12 Mar 2016

Twigg reflects on hard road to Rio

7:47 pm on 12 March 2016

Emma Twigg's selection for this year's Rio de Janeiro Olympics left the New Zealand rower with a mixed range of emotions: relief, frustration and a resigned determination.

Emma Twigg is among three NZ crews named as finalists for the 2014 World Rowing Awards.

Emma Twigg is among three NZ crews named as finalists for the 2014 World Rowing Awards. Photo: Photosport

The 2014 world single sculls champion was named in the boat for the August 5-21 Games after returning to New Zealand having spent most of last year pursuing post-graduate studies in Europe.

She was dropped from Rowing New Zealand's high performance programme as a result -- all rowers must train at their base -- despite the 29-year-old's confidence she could still maintain the levels required to compete internationally while studying.
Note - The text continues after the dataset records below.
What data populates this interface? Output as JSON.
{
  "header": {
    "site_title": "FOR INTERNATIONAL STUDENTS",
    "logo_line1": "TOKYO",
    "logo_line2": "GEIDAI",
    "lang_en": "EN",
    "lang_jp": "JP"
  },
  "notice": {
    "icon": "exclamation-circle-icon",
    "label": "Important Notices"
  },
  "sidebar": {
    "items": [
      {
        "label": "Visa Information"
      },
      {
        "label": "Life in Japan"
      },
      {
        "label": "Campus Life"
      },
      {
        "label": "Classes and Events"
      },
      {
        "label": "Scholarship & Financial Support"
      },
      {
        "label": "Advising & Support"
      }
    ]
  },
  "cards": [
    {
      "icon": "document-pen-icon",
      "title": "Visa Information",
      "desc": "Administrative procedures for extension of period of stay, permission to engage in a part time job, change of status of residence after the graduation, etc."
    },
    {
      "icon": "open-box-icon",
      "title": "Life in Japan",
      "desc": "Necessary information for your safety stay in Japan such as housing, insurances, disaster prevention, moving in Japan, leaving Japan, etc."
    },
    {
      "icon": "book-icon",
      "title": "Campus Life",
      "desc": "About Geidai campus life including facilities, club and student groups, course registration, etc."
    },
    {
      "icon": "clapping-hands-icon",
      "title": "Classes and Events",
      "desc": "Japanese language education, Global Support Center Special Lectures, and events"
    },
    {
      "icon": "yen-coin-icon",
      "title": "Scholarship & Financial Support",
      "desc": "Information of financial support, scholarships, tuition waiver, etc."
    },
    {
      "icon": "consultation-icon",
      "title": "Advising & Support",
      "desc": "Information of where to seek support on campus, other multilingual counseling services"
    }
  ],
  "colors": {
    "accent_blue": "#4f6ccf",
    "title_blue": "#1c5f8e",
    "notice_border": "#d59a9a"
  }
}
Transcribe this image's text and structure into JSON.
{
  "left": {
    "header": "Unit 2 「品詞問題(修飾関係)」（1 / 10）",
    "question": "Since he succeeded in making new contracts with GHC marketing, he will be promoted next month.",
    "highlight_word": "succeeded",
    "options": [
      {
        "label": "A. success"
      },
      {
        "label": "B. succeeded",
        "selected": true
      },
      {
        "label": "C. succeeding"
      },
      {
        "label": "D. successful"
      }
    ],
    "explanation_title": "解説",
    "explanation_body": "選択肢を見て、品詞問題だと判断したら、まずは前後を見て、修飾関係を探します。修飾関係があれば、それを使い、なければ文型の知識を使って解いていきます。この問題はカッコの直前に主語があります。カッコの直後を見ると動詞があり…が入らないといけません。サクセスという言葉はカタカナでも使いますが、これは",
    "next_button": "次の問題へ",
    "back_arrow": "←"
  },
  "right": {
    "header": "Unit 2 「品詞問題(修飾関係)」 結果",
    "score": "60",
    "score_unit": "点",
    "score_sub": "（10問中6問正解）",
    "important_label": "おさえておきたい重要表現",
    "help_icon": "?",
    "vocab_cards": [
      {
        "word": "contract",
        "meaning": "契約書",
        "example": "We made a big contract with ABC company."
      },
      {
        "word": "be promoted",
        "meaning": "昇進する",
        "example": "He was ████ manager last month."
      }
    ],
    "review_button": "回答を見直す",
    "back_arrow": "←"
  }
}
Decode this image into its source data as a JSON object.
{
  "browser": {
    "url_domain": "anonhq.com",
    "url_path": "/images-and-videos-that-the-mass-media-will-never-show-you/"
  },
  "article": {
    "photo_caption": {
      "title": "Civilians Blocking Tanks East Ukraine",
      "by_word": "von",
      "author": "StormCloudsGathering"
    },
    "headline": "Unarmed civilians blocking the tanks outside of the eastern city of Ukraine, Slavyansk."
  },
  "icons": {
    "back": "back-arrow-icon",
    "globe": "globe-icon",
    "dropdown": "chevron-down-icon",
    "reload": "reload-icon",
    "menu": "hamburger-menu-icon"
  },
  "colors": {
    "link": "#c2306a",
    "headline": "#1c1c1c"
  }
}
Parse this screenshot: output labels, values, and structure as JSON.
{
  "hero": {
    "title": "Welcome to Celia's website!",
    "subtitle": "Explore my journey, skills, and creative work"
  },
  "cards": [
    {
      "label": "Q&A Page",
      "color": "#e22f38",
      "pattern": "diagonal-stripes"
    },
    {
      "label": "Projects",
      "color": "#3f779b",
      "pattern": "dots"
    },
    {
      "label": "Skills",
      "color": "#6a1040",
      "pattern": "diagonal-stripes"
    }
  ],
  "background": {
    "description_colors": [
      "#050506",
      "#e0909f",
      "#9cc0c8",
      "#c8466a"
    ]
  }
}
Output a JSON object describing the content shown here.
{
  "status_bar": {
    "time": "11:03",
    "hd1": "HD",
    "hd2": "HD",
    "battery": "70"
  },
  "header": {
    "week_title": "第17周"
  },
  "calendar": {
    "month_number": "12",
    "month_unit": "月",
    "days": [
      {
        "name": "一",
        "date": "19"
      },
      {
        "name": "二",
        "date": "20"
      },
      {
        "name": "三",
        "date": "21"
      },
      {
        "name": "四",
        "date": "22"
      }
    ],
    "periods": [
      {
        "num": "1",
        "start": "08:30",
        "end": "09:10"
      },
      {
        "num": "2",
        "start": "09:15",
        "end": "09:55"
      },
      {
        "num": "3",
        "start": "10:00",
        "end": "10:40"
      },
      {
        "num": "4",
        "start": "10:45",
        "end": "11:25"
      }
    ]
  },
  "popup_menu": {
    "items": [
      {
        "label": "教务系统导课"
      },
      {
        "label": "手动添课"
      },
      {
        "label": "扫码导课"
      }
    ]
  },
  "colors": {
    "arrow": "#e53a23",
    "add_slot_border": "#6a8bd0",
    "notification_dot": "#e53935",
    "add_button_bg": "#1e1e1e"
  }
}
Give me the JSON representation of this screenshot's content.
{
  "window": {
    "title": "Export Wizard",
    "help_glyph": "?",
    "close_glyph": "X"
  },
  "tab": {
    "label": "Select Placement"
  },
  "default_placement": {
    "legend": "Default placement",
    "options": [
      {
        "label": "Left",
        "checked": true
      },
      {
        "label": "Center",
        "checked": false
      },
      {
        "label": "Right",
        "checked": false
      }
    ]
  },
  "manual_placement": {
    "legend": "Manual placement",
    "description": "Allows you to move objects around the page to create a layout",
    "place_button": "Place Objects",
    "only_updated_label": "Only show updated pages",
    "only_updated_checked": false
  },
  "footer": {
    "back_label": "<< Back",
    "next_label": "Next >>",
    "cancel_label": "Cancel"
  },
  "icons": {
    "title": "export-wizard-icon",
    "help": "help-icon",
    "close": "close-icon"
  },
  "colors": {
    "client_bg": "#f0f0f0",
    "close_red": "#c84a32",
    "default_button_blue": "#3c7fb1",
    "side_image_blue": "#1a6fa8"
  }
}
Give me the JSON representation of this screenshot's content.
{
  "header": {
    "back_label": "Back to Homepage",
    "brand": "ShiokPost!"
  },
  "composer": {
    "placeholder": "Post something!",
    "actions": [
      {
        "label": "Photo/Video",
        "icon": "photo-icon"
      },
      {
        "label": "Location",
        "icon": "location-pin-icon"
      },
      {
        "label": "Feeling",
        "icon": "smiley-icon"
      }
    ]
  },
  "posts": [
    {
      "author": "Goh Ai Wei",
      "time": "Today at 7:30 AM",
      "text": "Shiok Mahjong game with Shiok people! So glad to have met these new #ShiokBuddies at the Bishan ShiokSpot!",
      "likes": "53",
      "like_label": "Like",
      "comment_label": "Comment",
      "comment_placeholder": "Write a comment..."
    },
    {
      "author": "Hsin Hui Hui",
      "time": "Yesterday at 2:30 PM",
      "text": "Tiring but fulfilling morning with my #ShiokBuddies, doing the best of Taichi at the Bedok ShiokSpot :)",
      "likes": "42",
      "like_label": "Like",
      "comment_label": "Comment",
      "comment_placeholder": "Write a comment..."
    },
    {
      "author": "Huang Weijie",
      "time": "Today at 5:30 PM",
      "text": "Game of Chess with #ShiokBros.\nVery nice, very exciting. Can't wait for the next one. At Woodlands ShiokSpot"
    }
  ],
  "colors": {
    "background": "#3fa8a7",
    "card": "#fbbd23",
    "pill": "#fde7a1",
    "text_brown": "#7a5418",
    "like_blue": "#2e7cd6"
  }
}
Fiona Bourke was instead tasked with qualifying the single scull for Rio at last year's world championships in France, but finished 16th, leaving Twigg to chase an Olympic spot at the 'last chance' regatta in Lucerne, Switzerland from May 22-25.

"I knew that last year I could have qualified the boat with the shape I was in," Twigg told Reuters via telephone from the high performance base programme's base in Cambridge, about 150 km south of Auckland.

"Whether asking if I regret the decision (to study) then it might be a question for the selectors and potentially the crews who didn't qualify last year because of me not being there."

Twigg, however, was now keen to put the 2015 furore behind her and concentrate on Lucerne, while also being careful to avoid any potential falls off her bike, injuries or sudden illnesses before she hits the water in Switzerland.

"At the end of your day you can't live your life wondering. It was more about personal development and being in Rio, so Murphy's law suggests there is potential for something to happen then," she added.

"I've been to those regattas before and watched our crews try to qualify. It's certainly not going to be easy but I believe that if I'm in the best shape I can be, it's just another step on the way to Rio."

Up until she left for Europe, Twigg had been making positive strides towards winning an Olympic gold in Rio.

After competing at her first Olympics in Beijing, where she finished ninth overall, Twigg won successive bronze medals at the world championships in 2010 and 2011.

She finished fourth at the London Olympics, then took silver at the worlds in 2013 before moving up a step up by claiming her first global championship title in Amsterdam in 2014 prior to embarking on her studies.

While studying in Leicester for the first part of her course, her training was restricted to a lot of indoor work because the course was only about 1,000 metres long and she said barely wide enough to hold a single scull.

"It meant that I didn't get as much time on the water but I made the most of my time on the erg (rowing machine), doing weights and fitness," she said. "But every place I went to, the water got better and better.

"I worked really hard and then it was just about coming home and proving that I'm as good as, if not better than when I left in 2014."

Having been out of international competition for the best part of two years by the time she lines up at Lucerne, Twigg has been keeping an eye on her competitors for Rio.

Australia's world champion Kim Brennan (formerly Crow) and London Olympic champion Miroslava Knapkova are the two rowers she expects to be her most dangerous rivals for gold in Rio.

"I think Kim will be the biggest threat. Miroslava Knapkova was Olympic champion in 2012 and there is a good Chinese sculler as well," Twigg said.

"But it's a funny thing in the single, there are people who can show form who have never shown form before and you never really know. The Olympics is a whole new kettle of fish."